If you want interactivity with a full plotting framework, I think GLVisualize/GLPlot is the way to go. I believe it already has support for these things, see the GLPlot/examples/imageview.jl example.

If you’re mostly looking at raw images and don’t need a full plotting framework, GtkReactive is much lighter, has good support for pan and zoom, and doesn’t depend on OpenGL. The examples/imageviewer.jl might be helpful. At a minimum you’d probably also want to call init_pan_drag (this is just 1 extra line).

I’m in the process of rewriting ImageView to use GtkReactive. Among other things this will preserve pixel aspect ratios and offer a contrast GUI. (The current ImageView does these things already, but the pan/zoom support is not as flexible.) But I’m doing this partially to provide flexible short-term options; long-term, I think GLVisualize is the way to go.


#8

Why (read as: i don’t disagree, but some reasoning should be here)?


#9

GLVisualize is built, from the ground up, to emphasize interactivity. That’s very different from a framework that emphasizes the production of publication-quality plots (which is a great thing) but where interactivity is basically an add-on.

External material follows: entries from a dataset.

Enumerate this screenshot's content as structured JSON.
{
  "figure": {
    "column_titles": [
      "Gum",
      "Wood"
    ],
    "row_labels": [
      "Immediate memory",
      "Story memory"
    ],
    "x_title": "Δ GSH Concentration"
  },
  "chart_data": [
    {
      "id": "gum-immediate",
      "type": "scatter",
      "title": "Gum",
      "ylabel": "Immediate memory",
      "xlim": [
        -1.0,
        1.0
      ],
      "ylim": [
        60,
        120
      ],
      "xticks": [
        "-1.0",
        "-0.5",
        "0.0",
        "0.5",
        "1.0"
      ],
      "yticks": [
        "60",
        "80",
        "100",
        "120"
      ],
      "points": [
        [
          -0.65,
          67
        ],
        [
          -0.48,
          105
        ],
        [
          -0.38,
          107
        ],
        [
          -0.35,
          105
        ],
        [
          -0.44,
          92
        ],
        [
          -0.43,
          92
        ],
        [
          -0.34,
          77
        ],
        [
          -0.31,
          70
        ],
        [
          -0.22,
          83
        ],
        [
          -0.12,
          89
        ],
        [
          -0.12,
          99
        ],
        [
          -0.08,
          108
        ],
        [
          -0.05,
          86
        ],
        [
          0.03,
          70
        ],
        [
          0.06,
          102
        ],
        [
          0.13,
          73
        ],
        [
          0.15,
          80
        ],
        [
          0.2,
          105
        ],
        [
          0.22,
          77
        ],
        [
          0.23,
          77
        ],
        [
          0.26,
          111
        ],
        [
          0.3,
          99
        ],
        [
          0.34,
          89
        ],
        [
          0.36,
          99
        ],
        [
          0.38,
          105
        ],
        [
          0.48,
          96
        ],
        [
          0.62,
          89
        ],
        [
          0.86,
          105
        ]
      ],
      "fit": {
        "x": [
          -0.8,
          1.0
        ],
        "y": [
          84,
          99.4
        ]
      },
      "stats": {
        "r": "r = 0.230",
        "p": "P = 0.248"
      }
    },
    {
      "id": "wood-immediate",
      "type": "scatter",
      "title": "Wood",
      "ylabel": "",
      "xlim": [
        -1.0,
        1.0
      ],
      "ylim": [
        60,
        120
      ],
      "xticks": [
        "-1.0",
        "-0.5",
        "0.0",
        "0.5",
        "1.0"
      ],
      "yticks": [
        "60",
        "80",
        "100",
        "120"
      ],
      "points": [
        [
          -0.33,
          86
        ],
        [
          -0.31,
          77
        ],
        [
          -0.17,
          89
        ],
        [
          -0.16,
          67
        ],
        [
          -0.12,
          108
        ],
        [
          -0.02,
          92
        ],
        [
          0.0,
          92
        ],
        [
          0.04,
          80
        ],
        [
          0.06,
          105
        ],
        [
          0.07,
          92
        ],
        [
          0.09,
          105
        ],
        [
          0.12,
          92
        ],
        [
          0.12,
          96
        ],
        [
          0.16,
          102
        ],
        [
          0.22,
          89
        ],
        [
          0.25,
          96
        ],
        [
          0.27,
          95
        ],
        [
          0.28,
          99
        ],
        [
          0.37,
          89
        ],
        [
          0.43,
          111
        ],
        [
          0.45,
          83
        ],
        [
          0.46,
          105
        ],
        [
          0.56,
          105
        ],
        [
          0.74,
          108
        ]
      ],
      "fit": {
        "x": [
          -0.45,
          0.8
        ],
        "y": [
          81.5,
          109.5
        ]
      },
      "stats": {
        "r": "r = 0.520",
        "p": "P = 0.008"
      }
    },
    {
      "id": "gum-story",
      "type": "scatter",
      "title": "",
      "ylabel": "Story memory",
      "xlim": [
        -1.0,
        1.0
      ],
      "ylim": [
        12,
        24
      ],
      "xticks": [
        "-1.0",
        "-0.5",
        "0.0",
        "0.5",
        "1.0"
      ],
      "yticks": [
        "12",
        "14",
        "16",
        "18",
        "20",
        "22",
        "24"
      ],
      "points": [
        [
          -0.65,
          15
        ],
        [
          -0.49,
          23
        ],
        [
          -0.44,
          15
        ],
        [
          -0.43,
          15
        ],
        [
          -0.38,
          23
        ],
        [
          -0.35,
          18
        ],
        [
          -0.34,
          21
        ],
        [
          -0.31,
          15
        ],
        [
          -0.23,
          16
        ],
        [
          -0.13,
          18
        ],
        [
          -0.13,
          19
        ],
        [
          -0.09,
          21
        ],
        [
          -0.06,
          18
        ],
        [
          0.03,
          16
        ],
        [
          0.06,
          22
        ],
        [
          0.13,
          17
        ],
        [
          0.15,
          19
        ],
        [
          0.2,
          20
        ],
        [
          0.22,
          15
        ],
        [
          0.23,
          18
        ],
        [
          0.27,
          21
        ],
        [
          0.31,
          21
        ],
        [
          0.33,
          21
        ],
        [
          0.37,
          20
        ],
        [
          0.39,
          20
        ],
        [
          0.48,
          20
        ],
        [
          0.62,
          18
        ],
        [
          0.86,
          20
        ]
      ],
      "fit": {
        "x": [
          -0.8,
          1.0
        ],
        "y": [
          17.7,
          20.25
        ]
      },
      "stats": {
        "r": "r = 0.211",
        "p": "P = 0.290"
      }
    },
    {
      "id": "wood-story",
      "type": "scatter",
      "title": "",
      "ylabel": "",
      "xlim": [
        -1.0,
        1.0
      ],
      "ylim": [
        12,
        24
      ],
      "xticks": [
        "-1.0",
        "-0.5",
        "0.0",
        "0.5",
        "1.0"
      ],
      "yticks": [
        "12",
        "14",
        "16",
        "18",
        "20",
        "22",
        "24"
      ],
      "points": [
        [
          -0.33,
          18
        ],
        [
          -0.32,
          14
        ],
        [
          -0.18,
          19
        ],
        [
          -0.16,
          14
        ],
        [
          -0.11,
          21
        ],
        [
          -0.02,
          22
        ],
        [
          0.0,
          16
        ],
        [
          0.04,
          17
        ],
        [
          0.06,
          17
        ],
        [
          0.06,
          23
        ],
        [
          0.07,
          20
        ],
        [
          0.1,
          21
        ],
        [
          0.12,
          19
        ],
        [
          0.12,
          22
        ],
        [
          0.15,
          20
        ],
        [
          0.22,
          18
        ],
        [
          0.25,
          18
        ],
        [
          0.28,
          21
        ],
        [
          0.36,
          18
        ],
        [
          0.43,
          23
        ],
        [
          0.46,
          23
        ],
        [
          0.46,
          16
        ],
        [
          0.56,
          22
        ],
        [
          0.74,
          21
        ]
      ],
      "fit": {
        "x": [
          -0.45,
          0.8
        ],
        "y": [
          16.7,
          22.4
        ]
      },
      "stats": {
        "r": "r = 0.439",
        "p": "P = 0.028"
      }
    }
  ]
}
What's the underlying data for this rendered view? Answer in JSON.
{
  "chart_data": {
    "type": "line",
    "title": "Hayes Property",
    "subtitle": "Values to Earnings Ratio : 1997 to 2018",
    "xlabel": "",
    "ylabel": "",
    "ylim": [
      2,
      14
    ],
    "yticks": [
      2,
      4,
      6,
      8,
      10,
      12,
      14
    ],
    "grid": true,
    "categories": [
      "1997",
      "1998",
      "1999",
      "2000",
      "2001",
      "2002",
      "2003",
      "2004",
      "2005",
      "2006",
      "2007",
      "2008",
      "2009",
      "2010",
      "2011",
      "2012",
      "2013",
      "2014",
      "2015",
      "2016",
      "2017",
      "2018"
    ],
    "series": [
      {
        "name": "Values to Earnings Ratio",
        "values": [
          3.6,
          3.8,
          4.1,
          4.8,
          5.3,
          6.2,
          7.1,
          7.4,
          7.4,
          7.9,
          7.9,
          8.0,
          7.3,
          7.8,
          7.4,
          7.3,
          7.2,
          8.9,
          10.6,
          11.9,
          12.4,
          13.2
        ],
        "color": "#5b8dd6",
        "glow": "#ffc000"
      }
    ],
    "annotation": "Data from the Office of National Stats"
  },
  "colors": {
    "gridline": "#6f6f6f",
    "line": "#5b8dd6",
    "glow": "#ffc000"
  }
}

The fact that it has very high performance doesn’t hurt either, and reflects its focus on supporting interactive visualization.


#10

I should have also added a couple of other points:

  • ImageFiltering’s mapwindow can handle nonlinear filters. It’s designed to produce one output per pixel, though, so it’s not immediately applicable to this problem. Still, you might find some inspiration.
  • If you come up with some useful decimation tools, adding them to imresize (ImageTransformations) would be appreciated

#11

I’ll go look at GLVisualize in detail again. Last had a look in 0.4.6 and seemed very unstable at that time.
I forgot about it, due to not being in the Plots documentation backends table (in the interactive list).
Also the more recent example of it I saw was used for showing a 3D object without any axis etc. (I didn’t really want to have to build all of that infrastructure from scratch).
However first glance at the GitHub home page, looks very promising. Thanks Tim, this looks like it might be a much better focus than either trying a sluggish Plotlyjs and/or wrapping a completely new framework from scratch.

Agreed that optimising design for interaction versus publication can have huge implications.